“Beweeg je grote teen eens?” Ik ben bij de manueel therapeut en dit tenenverhaal is een zijspoor in het gesprek, maar ik voel me onmiddellijk uitgedaagd. “Doe het dan?” Ik doe het niet, uit angst dat mijn tenen gaan kronkelen, als meelwormen. Als ik het dan toch probeer, verschijnen de krioelende wormen waar ik zo bang voor was. “We hebben geen controle meer over onze tenen, omdat onze voetboog is ingezakt.” Trots laat hij zien hoe het moet. De eikel. De hele zomer ga ik op blote voeten lopen. Ik wil mijn voetboog terug.
Twee weken eerder zat ik met mijn knieën in een zandverstuiving op de Veluwe, om de pootafdruk van een hond van de pootafdruk van een vos te onderscheiden. Bij een vos wijzen de middelste twee tenen iets naar binnen, bij een hond juist wat naar buiten. “Behalve bij honden in goede conditie”, voegt de diersporenspecialist eraan toe.
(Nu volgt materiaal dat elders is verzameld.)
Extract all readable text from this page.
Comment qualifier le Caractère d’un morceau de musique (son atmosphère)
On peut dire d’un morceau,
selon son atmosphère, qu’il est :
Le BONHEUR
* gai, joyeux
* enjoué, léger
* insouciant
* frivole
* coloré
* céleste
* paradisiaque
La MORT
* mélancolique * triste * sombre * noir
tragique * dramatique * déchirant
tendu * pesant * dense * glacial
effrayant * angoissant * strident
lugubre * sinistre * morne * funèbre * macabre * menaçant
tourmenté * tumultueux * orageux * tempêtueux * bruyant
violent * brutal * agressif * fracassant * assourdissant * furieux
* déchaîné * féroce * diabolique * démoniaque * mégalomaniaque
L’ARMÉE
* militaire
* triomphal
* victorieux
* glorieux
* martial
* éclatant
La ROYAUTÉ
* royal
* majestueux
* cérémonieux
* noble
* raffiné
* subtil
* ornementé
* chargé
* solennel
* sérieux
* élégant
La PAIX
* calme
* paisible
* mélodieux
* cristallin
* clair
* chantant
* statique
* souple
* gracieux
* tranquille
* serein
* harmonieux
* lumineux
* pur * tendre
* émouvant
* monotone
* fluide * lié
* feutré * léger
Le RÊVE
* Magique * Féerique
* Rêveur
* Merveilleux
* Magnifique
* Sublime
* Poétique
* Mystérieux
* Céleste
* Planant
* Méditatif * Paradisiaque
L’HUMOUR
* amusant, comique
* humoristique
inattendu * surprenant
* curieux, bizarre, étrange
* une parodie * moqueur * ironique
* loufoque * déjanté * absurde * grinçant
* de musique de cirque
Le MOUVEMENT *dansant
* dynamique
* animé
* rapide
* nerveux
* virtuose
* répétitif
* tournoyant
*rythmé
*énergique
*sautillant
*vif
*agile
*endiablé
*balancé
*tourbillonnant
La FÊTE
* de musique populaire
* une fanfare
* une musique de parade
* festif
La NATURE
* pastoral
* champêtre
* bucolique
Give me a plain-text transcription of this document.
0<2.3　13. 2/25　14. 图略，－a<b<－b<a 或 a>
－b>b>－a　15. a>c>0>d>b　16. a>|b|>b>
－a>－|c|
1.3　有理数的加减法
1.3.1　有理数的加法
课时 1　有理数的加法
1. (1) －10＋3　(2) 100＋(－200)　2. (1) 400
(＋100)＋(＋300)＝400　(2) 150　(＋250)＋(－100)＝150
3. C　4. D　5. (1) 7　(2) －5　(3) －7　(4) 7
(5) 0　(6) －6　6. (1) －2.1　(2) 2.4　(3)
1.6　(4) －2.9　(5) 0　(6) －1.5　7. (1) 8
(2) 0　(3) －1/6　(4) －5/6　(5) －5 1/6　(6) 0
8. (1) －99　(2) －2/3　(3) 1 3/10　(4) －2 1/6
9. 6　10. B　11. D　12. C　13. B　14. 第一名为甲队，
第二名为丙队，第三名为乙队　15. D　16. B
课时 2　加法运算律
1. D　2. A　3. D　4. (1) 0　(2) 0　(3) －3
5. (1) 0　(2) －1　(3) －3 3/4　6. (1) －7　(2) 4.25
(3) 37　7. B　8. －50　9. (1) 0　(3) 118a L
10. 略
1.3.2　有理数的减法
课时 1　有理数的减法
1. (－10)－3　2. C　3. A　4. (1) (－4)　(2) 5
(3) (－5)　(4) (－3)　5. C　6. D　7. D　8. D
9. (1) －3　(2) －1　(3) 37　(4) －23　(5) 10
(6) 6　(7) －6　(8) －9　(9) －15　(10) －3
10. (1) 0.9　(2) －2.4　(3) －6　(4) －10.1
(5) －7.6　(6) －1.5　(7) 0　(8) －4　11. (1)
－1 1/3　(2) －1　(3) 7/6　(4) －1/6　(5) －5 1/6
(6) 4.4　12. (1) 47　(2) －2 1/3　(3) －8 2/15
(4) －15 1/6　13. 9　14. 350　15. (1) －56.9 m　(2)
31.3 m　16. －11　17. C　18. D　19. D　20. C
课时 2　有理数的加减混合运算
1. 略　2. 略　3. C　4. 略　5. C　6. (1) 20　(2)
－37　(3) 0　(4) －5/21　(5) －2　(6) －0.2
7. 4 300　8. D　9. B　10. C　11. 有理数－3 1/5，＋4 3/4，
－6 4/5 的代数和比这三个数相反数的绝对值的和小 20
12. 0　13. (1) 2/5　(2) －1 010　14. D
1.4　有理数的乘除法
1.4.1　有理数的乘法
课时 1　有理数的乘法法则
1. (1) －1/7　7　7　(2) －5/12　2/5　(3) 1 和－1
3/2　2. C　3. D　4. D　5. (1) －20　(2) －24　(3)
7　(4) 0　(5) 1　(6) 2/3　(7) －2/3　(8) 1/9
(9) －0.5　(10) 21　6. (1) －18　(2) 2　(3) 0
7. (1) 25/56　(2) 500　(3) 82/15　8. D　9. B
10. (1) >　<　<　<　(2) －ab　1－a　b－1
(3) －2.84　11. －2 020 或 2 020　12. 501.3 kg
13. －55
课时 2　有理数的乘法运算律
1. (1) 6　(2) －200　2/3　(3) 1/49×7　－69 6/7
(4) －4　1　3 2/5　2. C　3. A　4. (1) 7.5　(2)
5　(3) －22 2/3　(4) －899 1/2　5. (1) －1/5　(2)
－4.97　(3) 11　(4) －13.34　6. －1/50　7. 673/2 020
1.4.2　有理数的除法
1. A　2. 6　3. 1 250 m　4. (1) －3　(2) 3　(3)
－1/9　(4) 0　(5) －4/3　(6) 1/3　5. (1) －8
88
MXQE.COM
Een week geleden was er op tv een confrontatie te zien tussen een huiskat en een genetkat, ergens in een dorpje in de Provence. Een genetkat is een gestroomlijnd beest met zwarte vlekken en strepen en enorme nachtkijkers van ogen. De Europese variant van de civetkatten van Azië en Afrika. Muizen vangt hij niet met zo’n bengelend pootje, hij vreet ze gewoon in één hap weg. Geen dier hoort een genetkat naderen. Hij woont in de beboste heuvels rond het Franse dorpje en komt soms naar de boerderij voor muizen. De huiskat, een soort Dikkie Dik, zit bewegingsloos maar alert in de woonkamer. Een vadsige koning, met een platgedrukte snoet en een omvangrijk lijf.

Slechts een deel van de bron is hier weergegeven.